Success Rate by Age#
The first goal is to achieve the success rate by age.
1. Bin By Age: The new column 'age_bin' has been derived where the age is binned into buckets of 10 years (age: 0-10, 10-20,...). This was done by applying a formula in the Formula Editor.
2. PIVOT Age: The columns have been pivoted by 'age_bin' and 'campaign_id' with the measure 'Count'. This was done by applying the no-code operation 'PIVOT' in the Flow Area.
3. By Client Age: Finally, the column 'Success Rate' has been created in the Formula Editor in order to calculate the success rate of the calls. This partial goal was now successfully achieved.
Success Rate by Call Length#
The second goal is to achieve the success rate by call duration.
1. FILTER duration outlier: The data has been filtered for a duration that was less than 2000 seconds. This was done by applying the no-code operation 'FILTER'.
2. FORMULA: Next, the column 'call_duration_bins' has been added in the Formula Editor in order to create values rounded up or down to 100-second segments each.
3. PIVOT Call Duration: The intermediate data set are now pivoted by 'call_duration_bins' to measure the fail and success counts. This was done by applying the no-code operation 'PIVOT' in the Flow Area.
4. By Call Duration: Finally, the column 'SuccessRate' has been created in the Formula Editor in order to calculate the success rate of the calls. This partial goal was now successfully achieved.

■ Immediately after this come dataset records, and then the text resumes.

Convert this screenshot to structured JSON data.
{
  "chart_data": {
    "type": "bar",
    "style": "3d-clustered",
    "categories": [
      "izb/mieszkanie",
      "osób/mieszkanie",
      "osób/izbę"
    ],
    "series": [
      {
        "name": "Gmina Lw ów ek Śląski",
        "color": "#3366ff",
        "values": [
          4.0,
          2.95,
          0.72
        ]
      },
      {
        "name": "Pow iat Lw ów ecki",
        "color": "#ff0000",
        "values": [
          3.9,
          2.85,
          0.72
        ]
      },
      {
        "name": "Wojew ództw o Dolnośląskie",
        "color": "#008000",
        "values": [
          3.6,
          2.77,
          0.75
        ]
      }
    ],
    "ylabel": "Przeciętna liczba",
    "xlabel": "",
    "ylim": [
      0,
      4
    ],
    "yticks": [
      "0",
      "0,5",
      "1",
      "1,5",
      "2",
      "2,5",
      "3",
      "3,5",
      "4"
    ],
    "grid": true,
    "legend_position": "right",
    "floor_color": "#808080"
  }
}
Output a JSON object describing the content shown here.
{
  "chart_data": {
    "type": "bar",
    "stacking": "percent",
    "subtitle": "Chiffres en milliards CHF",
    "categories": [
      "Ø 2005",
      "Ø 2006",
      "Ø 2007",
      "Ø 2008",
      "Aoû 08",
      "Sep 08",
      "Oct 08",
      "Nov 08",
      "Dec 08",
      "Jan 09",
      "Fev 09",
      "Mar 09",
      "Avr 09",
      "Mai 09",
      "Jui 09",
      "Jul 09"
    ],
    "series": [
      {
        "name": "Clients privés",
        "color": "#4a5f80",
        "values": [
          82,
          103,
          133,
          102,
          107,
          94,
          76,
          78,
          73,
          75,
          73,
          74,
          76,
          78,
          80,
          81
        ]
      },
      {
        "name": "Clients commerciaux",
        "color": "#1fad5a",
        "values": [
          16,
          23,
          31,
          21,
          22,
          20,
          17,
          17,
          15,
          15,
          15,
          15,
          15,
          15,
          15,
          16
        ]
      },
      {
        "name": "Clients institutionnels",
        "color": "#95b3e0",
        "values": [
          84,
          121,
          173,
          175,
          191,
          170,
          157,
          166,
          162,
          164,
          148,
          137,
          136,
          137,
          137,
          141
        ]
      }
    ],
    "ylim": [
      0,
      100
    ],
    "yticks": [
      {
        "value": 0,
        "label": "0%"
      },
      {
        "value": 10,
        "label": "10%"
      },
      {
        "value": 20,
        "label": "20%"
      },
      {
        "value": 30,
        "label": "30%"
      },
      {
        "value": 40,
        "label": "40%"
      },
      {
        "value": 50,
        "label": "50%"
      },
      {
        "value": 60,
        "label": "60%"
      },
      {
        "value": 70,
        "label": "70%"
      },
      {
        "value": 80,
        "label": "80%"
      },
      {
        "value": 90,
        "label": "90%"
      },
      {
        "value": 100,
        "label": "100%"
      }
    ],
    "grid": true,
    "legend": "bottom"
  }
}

You can also create SQL statements for the campaign's success rate.
1. Pivot Overall Outline: First, the data has been pivoted by the 'campaign_id' whether the field 'outcome' was a fail or success. The measure was to count the amount of both values. This was done by applying the no-code operation 'PIVOT' in the Flow Area.
2. Campaign Successrate: This new node was created in the SQL Editor where the needed SQL statement has been added and run. This SQL query can also be copied later on. This partial goal was now successfully achieved.
Finally, two of the intermediate data sets have been deployed to Snowflake: 'SUCCESSRATE_BY_AGE' and 'SUCCESSRATE_BY_CALL_DURATION'. For both deployed data sets, the Deployment History can be viewed and, if needed, also re-deployed. Each data set has also associated information in the Inspector and could be scheduled later on.
All data sets can be explored in the Data Grid. The following examples show, how to get a visual idea of the success results starting from several point of views.
Success rate by age
Starting from the intermediate node 'By Client Age', the tab 'Explore' in the Data Grid offers the 'Explore 2' tab wherein the data is visualized by different age groups per average success rate. The graphic shows that most of the 80 to 90 years old people have the highest average success rate (51.04%).
Success rate by call duration
Starting from the intermediate node 'By Call Duration', the tab 'Explore 2' offers the visualization by different time duration per average success rate. The graphic shows that most of the successful purchases have been archived when the call duration was around 1,000 seconds.